Like the recent news about P.F. Chang’s, O’Charley’s, the casual dining chain, has found a way to post a profit despite slumping sales. In their case, it wasn’t smarter and more efficient operations, but a one-time tax benefit that occured this quarter.

Despite the news that they posted an unexpected profit, shares in the company dropped because it’s predicting an operating loss in the next two quarters. Same store sales are down 6.9%, which really isn’t all that unusual right now, but large chains are vulnerable to share price pressure because the sheer volume of stores that see negative growth is considered a sign of weakness.  For instance, the steakhouse segment has beeen hit much harder, with drops in sales averaging well into the double digits, but they have fewer stores. In fact, O’Charley’s has part of that market with their Stoney River Steakhouse chain, and that exacerbates the problem for them. Back in March, Stoney River was down around 18% (remember I reported recently that Capital Grille reported around a 25% sales slump!).
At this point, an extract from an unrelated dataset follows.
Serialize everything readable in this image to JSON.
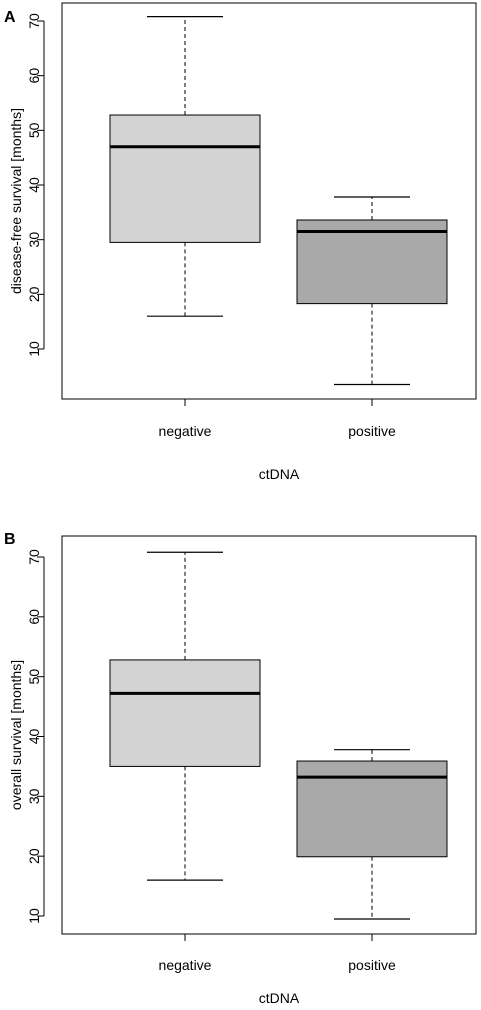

The thing that makes P.F. Chang’s look better in contrast to O’Charley’s is that it’s difficult to  find efficiencies and reductions in things like food costs because a successful chain is already operating at close to optimum efficiency. A restaurant runs the danger of compromising service and food quality when they try to cut fat out of the budget, and P. F. Chang’s seems to have been able to do this, while chains like O’Charley seem to be struggling. They have a new CEO, Jeffrey Warne, who was installed only in June. He has his work cut out for him. He’s quoted as saying, “”This continues to be a challenging environment for casual restaurant companies.”

Well, that’s insightful.

I shouldn’t be so sarcastic though – Chang’s could end up having similar results in Q3 and Q4 because, let’s face it, it is a demanding marketplace, demanding a close watch on both the little and big things. It helps that P.F. Chang’s is a smaller chain – I think they have somewhere around 130 – 150 stores plus their Pei Wei chain. They were always fairly conservative about growing the chain, a lesson that O’Charley’s and Starbuck’s apparently didn’t learn. I’ve always felt that businesses are rewarded by playing to their strengths by not overexpanding too quickly. Despite what the fictional Wall Street trader Gordon Gecko said in the Oliver Stone flick Wall Street, greed is not always good. 

I wonder how many pieces of flair O’Charley’s waiters have to wear these days.